Thanks to them benefits are no longer regarded as temporary assistance for people in need as most ought to be, they’ve become “entitlements” to which people feel they have a right regardless of whether or not they need them. Working/welfare for families, interest free student loans and paid parental leave are all examples of that.

Another of the barriers to growth is illustrated by the hysterical reaction to the suggestion by Gerry Brownlee that the government does a stock take of mineral resources under public land. Anyone would think he was suggesting clear-felling every tree and turning every national park into an open cast mine.

All he’s doing is sensibly suggesting that we ought to know what we’ve got. Once we do can we make intelligent decisions on what, if anything, we do with it.

Every centimetre of every part of the DOC estate is not pristine wilderness. Some of it  is weed and pest infested wasteland  – the weeds and pests on which threaten native species. Some might well be more attractive if it was mined and replanted than if it is left untouched.

We’ve had nine years of going backwards. We can’t afford to waste opportunities now and among the opportunities available is the mineral wealth which lies beneath the ground.
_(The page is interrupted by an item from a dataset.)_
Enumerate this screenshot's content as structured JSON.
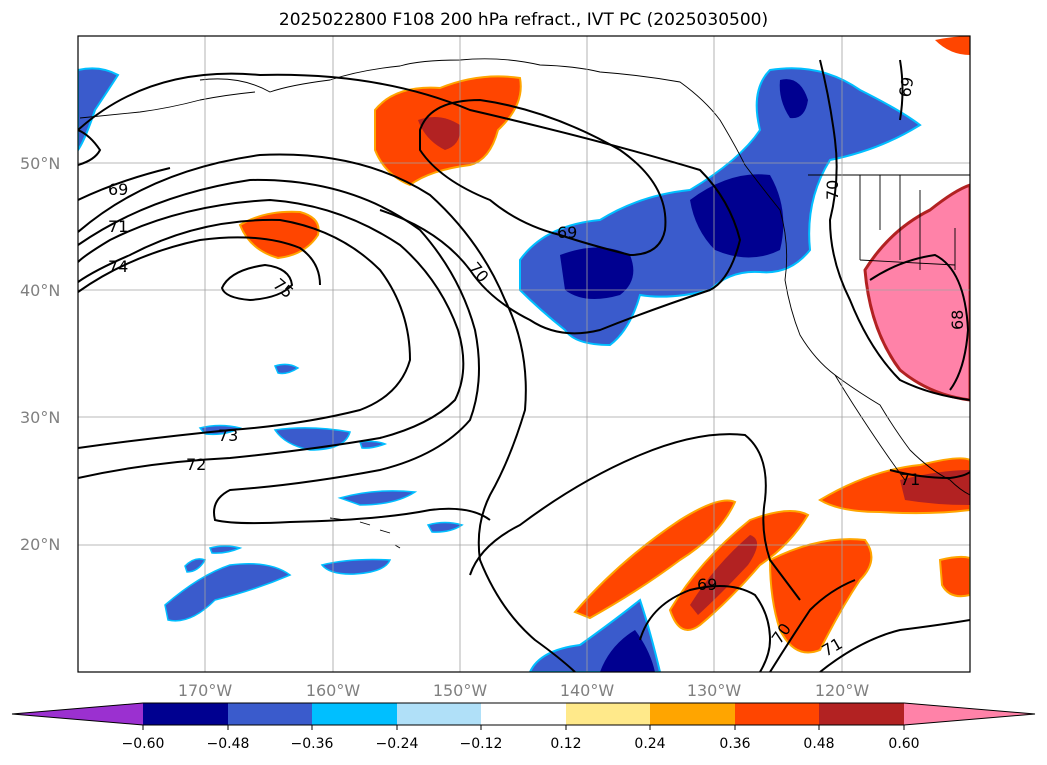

If it is possible to use some of that, without damaging the environment, we should do so to help foster the economic growth which will enable us to fund the first world services we need but can no longer afford.
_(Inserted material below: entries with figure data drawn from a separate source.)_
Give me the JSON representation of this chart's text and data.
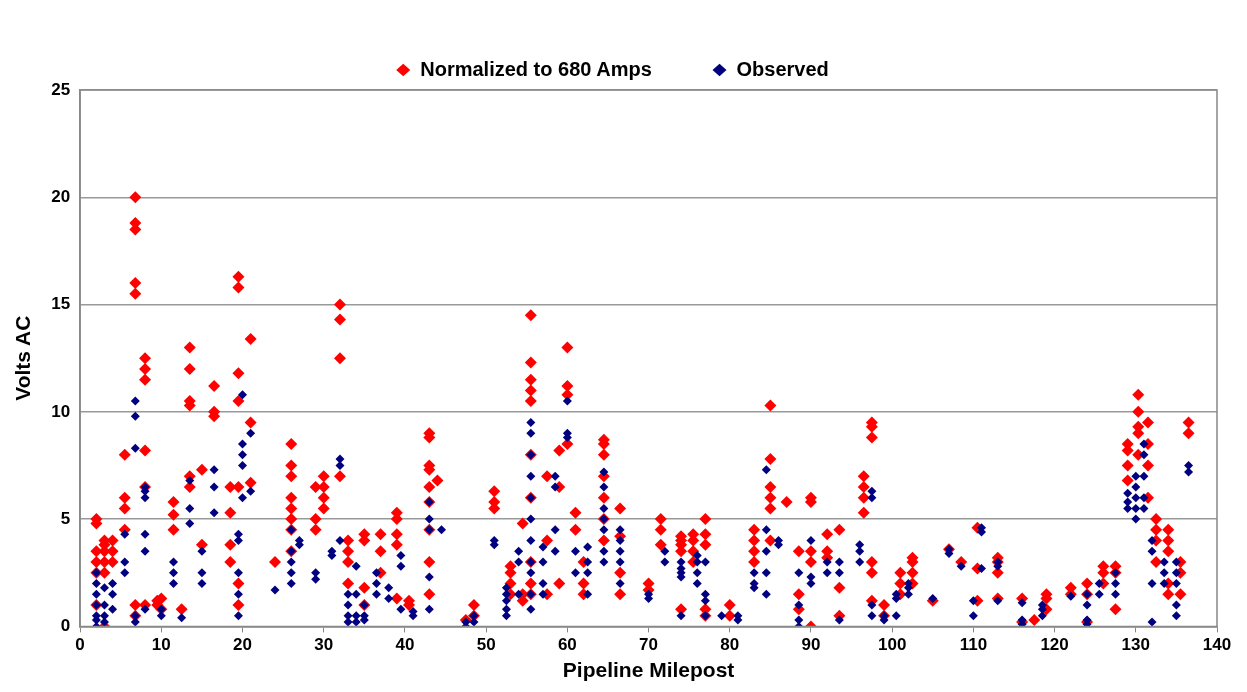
{
  "chart_data": {
    "type": "scatter",
    "xlabel": "Pipeline Milepost",
    "ylabel": "Volts AC",
    "xlim": [
      0,
      140
    ],
    "xticks": [
      0,
      10,
      20,
      30,
      40,
      50,
      60,
      70,
      80,
      90,
      100,
      110,
      120,
      130,
      140
    ],
    "ylim": [
      0,
      25
    ],
    "yticks": [
      0,
      5,
      10,
      15,
      20,
      25
    ],
    "grid": "y",
    "legend": "top",
    "marker": "diamond",
    "series": [
      {
        "name": "Normalized to 680 Amps",
        "color": "#ff0000",
        "x": [
          2,
          2,
          2,
          2,
          2,
          2,
          3,
          3,
          3,
          3,
          3,
          3,
          4,
          4,
          4,
          5.5,
          5.5,
          5.5,
          5.5,
          6.8,
          6.8,
          6.8,
          6.8,
          6.8,
          6.8,
          6.8,
          8,
          8,
          8,
          8,
          8,
          8,
          9.5,
          9.5,
          10,
          10,
          11.5,
          11.5,
          11.5,
          12.5,
          13.5,
          13.5,
          13.5,
          13.5,
          13.5,
          13.5,
          15,
          15,
          16.5,
          16.5,
          16.5,
          18.5,
          18.5,
          18.5,
          18.5,
          19.5,
          19.5,
          19.5,
          19.5,
          19.5,
          19.5,
          19.5,
          21,
          21,
          21,
          24,
          26,
          26,
          26,
          26,
          26,
          26,
          26,
          26,
          29,
          29,
          29,
          30,
          30,
          30,
          30,
          32,
          32,
          32,
          32,
          33,
          33,
          33,
          33,
          35,
          35,
          35,
          35,
          37,
          37,
          37,
          39,
          39,
          39,
          39,
          39,
          40.5,
          40.5,
          43,
          43,
          43,
          43,
          43,
          43,
          43,
          43,
          43,
          44,
          47.5,
          48.5,
          48.5,
          51,
          51,
          51,
          53,
          53,
          53,
          53,
          54.5,
          54.5,
          54.5,
          55.5,
          55.5,
          55.5,
          55.5,
          55.5,
          55.5,
          55.5,
          55.5,
          55.5,
          55.5,
          57.5,
          57.5,
          57.5,
          59,
          59,
          59,
          60,
          60,
          60,
          60,
          61,
          61,
          62,
          62,
          62,
          64.5,
          64.5,
          64.5,
          64.5,
          64.5,
          64.5,
          64.5,
          66.5,
          66.5,
          66.5,
          66.5,
          70,
          70,
          71.5,
          71.5,
          71.5,
          74,
          74,
          74,
          74,
          74,
          75.5,
          75.5,
          75.5,
          75.5,
          77,
          77,
          77,
          77,
          77,
          80,
          80,
          83,
          83,
          83,
          83,
          85,
          85,
          85,
          85,
          85,
          85,
          87,
          88.5,
          88.5,
          88.5,
          90,
          90,
          90,
          90,
          90,
          92,
          92,
          92,
          93.5,
          93.5,
          93.5,
          96.5,
          96.5,
          96.5,
          96.5,
          97.5,
          97.5,
          97.5,
          97.5,
          97.5,
          97.5,
          99,
          99,
          101,
          101,
          101,
          102.5,
          102.5,
          102.5,
          102.5,
          105,
          107,
          108.5,
          110.5,
          110.5,
          110.5,
          113,
          113,
          113,
          113,
          116,
          116,
          117.5,
          119,
          119,
          119,
          122,
          122,
          124,
          124,
          124,
          126,
          126,
          126,
          127.5,
          127.5,
          127.5,
          129,
          129,
          129,
          129,
          130.3,
          130.3,
          130.3,
          130.3,
          130.3,
          131.5,
          131.5,
          131.5,
          131.5,
          132.5,
          132.5,
          132.5,
          132.5,
          134,
          134,
          134,
          134,
          134,
          135.5,
          135.5,
          135.5,
          136.5,
          136.5
        ],
        "values": [
          5,
          4.8,
          3.5,
          3,
          2.5,
          1,
          4,
          3.8,
          3.5,
          3,
          2.5,
          0,
          4,
          3.5,
          3,
          8,
          6,
          5.5,
          4.5,
          20,
          18.8,
          18.5,
          16,
          15.5,
          1,
          0.5,
          12.5,
          12,
          11.5,
          8.2,
          6.5,
          1,
          1.2,
          1,
          1.3,
          0.8,
          5.8,
          5.2,
          4.5,
          0.8,
          13,
          12,
          10.5,
          10.3,
          7,
          6.5,
          7.3,
          3.8,
          11.2,
          10,
          9.8,
          6.5,
          5.3,
          3.8,
          3,
          16.3,
          15.8,
          11.8,
          10.5,
          6.5,
          2,
          1,
          13.4,
          9.5,
          6.7,
          3,
          8.5,
          7.5,
          7,
          6,
          5.5,
          5,
          4.5,
          3.5,
          6.5,
          5,
          4.5,
          7,
          6.5,
          6,
          5.5,
          15,
          14.3,
          12.5,
          7,
          4,
          3.5,
          3,
          2,
          4.3,
          4,
          1.8,
          1,
          4.3,
          3.5,
          2.5,
          5.3,
          5,
          4.3,
          3.8,
          1.3,
          1.2,
          1,
          9,
          8.8,
          7.5,
          7.3,
          6.5,
          5.8,
          4.5,
          3,
          1.5,
          6.8,
          0.3,
          1,
          0.5,
          6.3,
          5.8,
          5.5,
          2.8,
          2.5,
          2,
          1.5,
          4.8,
          1.5,
          1.2,
          14.5,
          12.3,
          11.5,
          11,
          10.5,
          8,
          6,
          3,
          2,
          1.5,
          7,
          4,
          1.5,
          8.2,
          6.5,
          2,
          13,
          11.2,
          10.8,
          8.5,
          5.3,
          4.5,
          3,
          2,
          1.5,
          8.7,
          8.5,
          8,
          7,
          6,
          5,
          4,
          5.5,
          4.2,
          2.5,
          1.5,
          2,
          1.7,
          5,
          4.5,
          3.8,
          4.2,
          4,
          3.8,
          3.5,
          0.8,
          4.3,
          4,
          3.5,
          3,
          5,
          4.3,
          3.8,
          0.8,
          0.5,
          1,
          0.5,
          4.5,
          4,
          3.5,
          3,
          10.3,
          7.8,
          6.5,
          6,
          5.5,
          4,
          5.8,
          3.5,
          1.5,
          0.8,
          6,
          5.8,
          3.5,
          3,
          0,
          4.3,
          3.5,
          3.2,
          4.5,
          1.8,
          0.5,
          7,
          6.5,
          6,
          5.3,
          9.5,
          9.3,
          8.8,
          3,
          2.5,
          1.2,
          1,
          0.5,
          2.5,
          2,
          1.5,
          3.2,
          3,
          2.5,
          2,
          1.2,
          3.6,
          3,
          4.6,
          2.7,
          1.2,
          3.2,
          3,
          2.5,
          1.3,
          1.3,
          0.2,
          0.3,
          1.5,
          1.3,
          0.8,
          1.8,
          1.5,
          2,
          1.5,
          0.2,
          2.8,
          2.5,
          2,
          2.8,
          2.5,
          0.8,
          8.5,
          8.2,
          7.5,
          6.8,
          10.8,
          10,
          9.3,
          9,
          8,
          9.5,
          8.5,
          7.5,
          6,
          5,
          4.5,
          4,
          3,
          4.5,
          4,
          3.5,
          2,
          1.5,
          3,
          2.5,
          1.5,
          9.5,
          9
        ]
      },
      {
        "name": "Observed",
        "color": "#000080",
        "x": [
          2,
          2,
          2,
          2,
          2,
          2,
          2,
          3,
          3,
          3,
          3,
          4,
          4,
          4,
          5.5,
          5.5,
          5.5,
          6.8,
          6.8,
          6.8,
          6.8,
          6.8,
          8,
          8,
          8,
          8,
          8,
          8,
          10,
          10,
          11.5,
          11.5,
          11.5,
          12.5,
          13.5,
          13.5,
          13.5,
          15,
          15,
          15,
          16.5,
          16.5,
          16.5,
          19.5,
          19.5,
          19.5,
          19.5,
          19.5,
          20,
          20,
          20,
          20,
          20,
          21,
          21,
          24,
          26,
          26,
          26,
          26,
          26,
          27,
          27,
          29,
          29,
          31,
          31,
          32,
          32,
          32,
          33,
          33,
          33,
          33,
          34,
          34,
          34,
          34,
          35,
          35,
          35,
          36.5,
          36.5,
          36.5,
          38,
          38,
          39.5,
          39.5,
          39.5,
          41,
          41,
          43,
          43,
          43,
          43,
          43,
          44.5,
          47.5,
          47.5,
          48.5,
          48.5,
          51,
          51,
          52.5,
          52.5,
          52.5,
          52.5,
          52.5,
          54,
          54,
          54,
          55.5,
          55.5,
          55.5,
          55.5,
          55.5,
          55.5,
          55.5,
          55.5,
          55.5,
          55.5,
          55.5,
          57,
          57,
          57,
          57,
          58.5,
          58.5,
          58.5,
          58.5,
          60,
          60,
          60,
          61,
          61,
          62.5,
          62.5,
          62.5,
          62.5,
          64.5,
          64.5,
          64.5,
          64.5,
          64.5,
          64.5,
          64.5,
          66.5,
          66.5,
          66.5,
          66.5,
          66.5,
          70,
          70,
          72,
          72,
          74,
          74,
          74,
          74,
          74,
          76,
          76,
          76,
          76,
          77,
          77,
          77,
          77,
          79,
          81,
          81,
          83,
          83,
          83,
          84.5,
          84.5,
          84.5,
          84.5,
          84.5,
          86,
          86,
          88.5,
          88.5,
          88.5,
          88.5,
          90,
          90,
          90,
          92,
          92,
          93.5,
          93.5,
          93.5,
          96,
          96,
          96,
          97.5,
          97.5,
          97.5,
          97.5,
          99,
          99,
          100.5,
          100.5,
          100.5,
          102,
          102,
          102,
          105,
          107,
          107,
          108.5,
          110,
          110,
          111,
          111,
          111,
          113,
          113,
          113,
          116,
          116,
          116,
          118.5,
          118.5,
          118.5,
          122,
          124,
          124,
          124,
          124,
          125.5,
          125.5,
          127.5,
          127.5,
          127.5,
          129,
          129,
          129,
          130,
          130,
          130,
          130,
          130,
          131,
          131,
          131,
          131,
          131,
          132,
          132,
          132,
          132,
          133.5,
          133.5,
          133.5,
          135,
          135,
          135,
          135,
          135,
          136.5,
          136.5
        ],
        "values": [
          2.5,
          2,
          1.5,
          1,
          0.5,
          0.3,
          0,
          1.8,
          1,
          0.5,
          0.2,
          2,
          1.5,
          0.8,
          4.3,
          3,
          2.5,
          10.5,
          9.8,
          8.3,
          0.5,
          0.2,
          6.5,
          6.3,
          6,
          4.3,
          3.5,
          0.8,
          0.8,
          0.5,
          3,
          2.5,
          2,
          0.4,
          6.8,
          5.5,
          4.8,
          3.5,
          2.5,
          2,
          7.3,
          6.5,
          5.3,
          4.3,
          4,
          2.5,
          1.5,
          0.5,
          10.8,
          8.5,
          8,
          7.5,
          6,
          9,
          6.3,
          1.7,
          4.5,
          3.5,
          3,
          2.5,
          2,
          4,
          3.8,
          2.5,
          2.2,
          3.5,
          3.3,
          7.8,
          7.5,
          4,
          1.5,
          1,
          0.5,
          0.2,
          2.8,
          1.5,
          0.5,
          0.2,
          1,
          0.5,
          0.3,
          2.5,
          2,
          1.5,
          1.8,
          1.3,
          3.3,
          2.8,
          0.8,
          0.7,
          0.5,
          5.8,
          5,
          4.5,
          2.3,
          0.8,
          4.5,
          0.2,
          0,
          0.5,
          0.2,
          4,
          3.8,
          1.8,
          1.5,
          1.2,
          0.8,
          0.5,
          3.5,
          3,
          1.5,
          9.5,
          9,
          8,
          7,
          6,
          5,
          4,
          3,
          2.5,
          1.5,
          0.8,
          3.7,
          3,
          2,
          1.5,
          7,
          6.5,
          4.5,
          3.5,
          10.5,
          9,
          8.8,
          3.5,
          2.5,
          3.7,
          3,
          2.5,
          1.5,
          7.2,
          6.5,
          5.5,
          5,
          4.5,
          3.5,
          3,
          4.5,
          4,
          3.5,
          3,
          2,
          1.5,
          1.3,
          3.5,
          3,
          3,
          2.7,
          2.5,
          2.3,
          0.5,
          3.3,
          3,
          2.5,
          2,
          3,
          1.5,
          1.2,
          0.5,
          0.5,
          0.5,
          0.3,
          2.5,
          2,
          1.8,
          7.3,
          4.5,
          3.5,
          2.5,
          1.5,
          4,
          3.8,
          2.5,
          1,
          0.3,
          0,
          4,
          2.3,
          2,
          3,
          2.5,
          3,
          2.5,
          0.3,
          3.8,
          3.5,
          3,
          6.3,
          6,
          1,
          0.5,
          0.5,
          0.3,
          1.5,
          1.3,
          0.5,
          2,
          1.8,
          1.5,
          1.3,
          3.6,
          3.4,
          2.8,
          1.2,
          0.5,
          4.6,
          4.4,
          2.7,
          3,
          2.8,
          1.2,
          1.1,
          0.3,
          0.1,
          1,
          0.8,
          0.5,
          1.4,
          1.5,
          1,
          0.3,
          0.1,
          2,
          1.5,
          2.5,
          2,
          1.5,
          6.2,
          5.8,
          5.5,
          7,
          6.5,
          6,
          5.5,
          5,
          8.5,
          8,
          7,
          6,
          5.5,
          4,
          3.5,
          2,
          0.2,
          3,
          2.5,
          2,
          3,
          2.5,
          2,
          1,
          0.5,
          7.5,
          7.2
        ]
      }
    ]
  }
}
Kingston Flyer to be grounded?


KiwiRail has been asked to save the Kingston Flyer  but it has declined because the operation isn’t commercially viable.

The company has enough problems with modern trains and tracks without saddling itself with an historic tourist attraction.

It would be sad to lose the Flyer, but if there’s a case for supporting it, it’s not the role of an SOE to be its saviour.

Labour’s rail dream taxpayers’ nightmare


Transport Minister Steven Joyce says the Labour government spent more than a billion dollars on KiwiRail  last year. It’s now valued at just $388 million.

Mr Joyce says that, in opposition, National was very concerned at the purchase price paid by Labour for the rail company and nothing has happened since to change that view.

“We now need some hard-nosed realism about future investments.  We need decisions that make sense when stacked up alongside other modal options, including sea freight and roading.

“We want to encourage an environment where rail can operate as efficiently as possible, with strong commercial imperatives to provide the greatest benefit to the New Zealand economy.

“There will be an expectation that investment in the predominantly freight-based national rail network anticipates a commercial rate of return. Any taxpayer subsidies to the freight side of the business should be provided transparently and should not be at the expense of other transport modes.”

Labour’s dream has turned in to an expensive nightmare for the taxpayer but at least the National government is awake to the problem and won’t be  blinded by ideology when seeking solutions.

Kiwi now an albatross


The billion dollar train set Labour bought with our money is now worthless.

They named it after the wrong bird – it’s now AlbatrossRail.